7. Point renters towards financial support 

Help your tenants find financial assistance support if they are struggling to pay the bills. You can point them towards organisations and experts such as Citizens Advice, who can help them budget, as well as access aid and benefits.

8. Adapt your offering for the new normal – highlight outside and working from home spaces 

With outside spaces high on the wish lists for a lot of renters since lockdown began, you will want to highlight such features. The same goes for office spaces.

Home Made says: “Any property with a garden, balcony, roof terrace, or proximity to a park should manage to do well as we emerge from lockdown – highlight these in your listings.”

9. Increase your market by changing your renter profile

You maybe have a preferred tenant type, but consider widening your criteria to help increase your options.

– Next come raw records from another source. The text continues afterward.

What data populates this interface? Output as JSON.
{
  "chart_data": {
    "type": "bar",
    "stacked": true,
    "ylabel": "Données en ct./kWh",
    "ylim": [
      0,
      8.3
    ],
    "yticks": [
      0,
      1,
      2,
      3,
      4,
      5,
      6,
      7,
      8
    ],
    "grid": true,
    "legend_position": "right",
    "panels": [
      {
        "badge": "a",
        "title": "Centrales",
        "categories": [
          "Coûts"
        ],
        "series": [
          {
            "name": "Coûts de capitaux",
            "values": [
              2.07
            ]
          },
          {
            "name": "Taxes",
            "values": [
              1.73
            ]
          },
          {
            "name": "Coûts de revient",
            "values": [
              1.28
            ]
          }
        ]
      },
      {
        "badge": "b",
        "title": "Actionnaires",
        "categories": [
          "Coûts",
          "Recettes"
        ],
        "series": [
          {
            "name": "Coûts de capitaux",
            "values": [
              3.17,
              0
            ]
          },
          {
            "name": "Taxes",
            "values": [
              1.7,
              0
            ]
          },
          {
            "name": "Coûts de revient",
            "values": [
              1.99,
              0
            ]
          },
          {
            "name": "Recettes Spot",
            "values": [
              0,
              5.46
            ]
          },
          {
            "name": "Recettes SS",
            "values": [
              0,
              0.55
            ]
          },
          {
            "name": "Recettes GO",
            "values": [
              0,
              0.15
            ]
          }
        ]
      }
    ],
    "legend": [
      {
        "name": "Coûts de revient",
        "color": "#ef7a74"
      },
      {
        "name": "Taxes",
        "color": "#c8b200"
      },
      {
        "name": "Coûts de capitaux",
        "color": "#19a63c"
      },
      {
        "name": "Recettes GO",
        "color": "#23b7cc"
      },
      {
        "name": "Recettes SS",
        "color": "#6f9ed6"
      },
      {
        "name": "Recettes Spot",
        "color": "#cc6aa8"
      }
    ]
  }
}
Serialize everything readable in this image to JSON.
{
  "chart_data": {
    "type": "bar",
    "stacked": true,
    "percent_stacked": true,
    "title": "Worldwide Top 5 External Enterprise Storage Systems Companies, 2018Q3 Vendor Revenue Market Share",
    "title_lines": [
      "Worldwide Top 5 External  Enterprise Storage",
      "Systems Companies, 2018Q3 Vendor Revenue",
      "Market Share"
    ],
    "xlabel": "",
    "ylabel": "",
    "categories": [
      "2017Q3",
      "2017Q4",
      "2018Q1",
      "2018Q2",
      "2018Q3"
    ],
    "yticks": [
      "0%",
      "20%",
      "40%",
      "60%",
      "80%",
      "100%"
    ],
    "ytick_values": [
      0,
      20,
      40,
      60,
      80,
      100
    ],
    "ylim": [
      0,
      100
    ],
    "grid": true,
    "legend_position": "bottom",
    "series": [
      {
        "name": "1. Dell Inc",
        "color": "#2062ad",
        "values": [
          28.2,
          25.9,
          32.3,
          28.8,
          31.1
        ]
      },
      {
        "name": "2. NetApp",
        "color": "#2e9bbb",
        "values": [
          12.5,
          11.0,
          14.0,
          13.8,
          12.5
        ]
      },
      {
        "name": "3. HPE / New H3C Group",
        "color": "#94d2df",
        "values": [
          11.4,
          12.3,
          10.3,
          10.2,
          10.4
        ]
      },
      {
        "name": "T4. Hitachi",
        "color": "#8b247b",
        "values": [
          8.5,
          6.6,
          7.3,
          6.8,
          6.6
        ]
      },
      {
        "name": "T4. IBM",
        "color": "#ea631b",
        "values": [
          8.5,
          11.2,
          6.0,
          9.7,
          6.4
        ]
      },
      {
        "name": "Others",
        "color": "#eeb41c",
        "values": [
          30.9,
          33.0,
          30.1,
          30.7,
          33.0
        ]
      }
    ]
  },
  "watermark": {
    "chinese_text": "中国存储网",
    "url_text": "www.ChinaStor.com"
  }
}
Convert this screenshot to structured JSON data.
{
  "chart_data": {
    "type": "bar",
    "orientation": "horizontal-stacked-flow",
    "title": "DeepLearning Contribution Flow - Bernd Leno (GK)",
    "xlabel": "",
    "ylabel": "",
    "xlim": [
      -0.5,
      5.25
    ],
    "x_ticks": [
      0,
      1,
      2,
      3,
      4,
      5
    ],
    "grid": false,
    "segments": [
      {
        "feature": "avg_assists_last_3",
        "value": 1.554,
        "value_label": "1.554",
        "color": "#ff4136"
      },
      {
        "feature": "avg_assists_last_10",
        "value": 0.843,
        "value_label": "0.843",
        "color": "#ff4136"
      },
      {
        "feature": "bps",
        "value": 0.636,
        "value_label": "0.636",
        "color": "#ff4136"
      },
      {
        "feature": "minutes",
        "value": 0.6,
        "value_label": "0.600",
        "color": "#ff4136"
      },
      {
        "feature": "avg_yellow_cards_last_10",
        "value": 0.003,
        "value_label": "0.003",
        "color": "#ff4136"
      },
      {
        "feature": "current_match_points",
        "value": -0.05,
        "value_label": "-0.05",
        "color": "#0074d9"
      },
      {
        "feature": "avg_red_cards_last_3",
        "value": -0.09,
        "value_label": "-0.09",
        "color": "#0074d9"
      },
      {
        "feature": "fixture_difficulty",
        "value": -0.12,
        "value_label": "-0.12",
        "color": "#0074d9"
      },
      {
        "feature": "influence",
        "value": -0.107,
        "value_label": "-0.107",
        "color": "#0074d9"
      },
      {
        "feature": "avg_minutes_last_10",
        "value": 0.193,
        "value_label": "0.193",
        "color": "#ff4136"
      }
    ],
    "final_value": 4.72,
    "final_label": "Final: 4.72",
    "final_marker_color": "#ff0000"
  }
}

Their example is: “If traditionally you rented your 2-3 bed home to families or couples, consider widening to sharers – focusing on the quality of renter over securing a specific type. With multi-occupant spaces, focus on making the most of larger personal space areas, prioritising spacious and well-equipped bedrooms over living rooms in shared houses. 

“That said, make sure to check your local authority regulations before you do anything. Some councils require licenses to be purchased for multiple occupancy households, and these can be expensive, so factor this in before making the switch.”

10. Consider lets with pets

With more people adopting pets to keep them company during lockdown, you might be seeing an increase in renters looking to bring a furry friend with them.

Home Made states: “Landlords willing to be flexible with their pet policy should have an easier time letting their property, as the supply available for pet owners is low.

“They’re generally willing to pay more and it’s worth remembering that renters with pets stay at a property for much longer than those who don’t – around 80% longer – allowing you to recover some lost income with longer-term renters. 

“Pets do tend to cause a little more wear and tear, so consider hardwood floors over carpets; and new furniture better suited to withstanding the impact of pets to limit damage to the home.”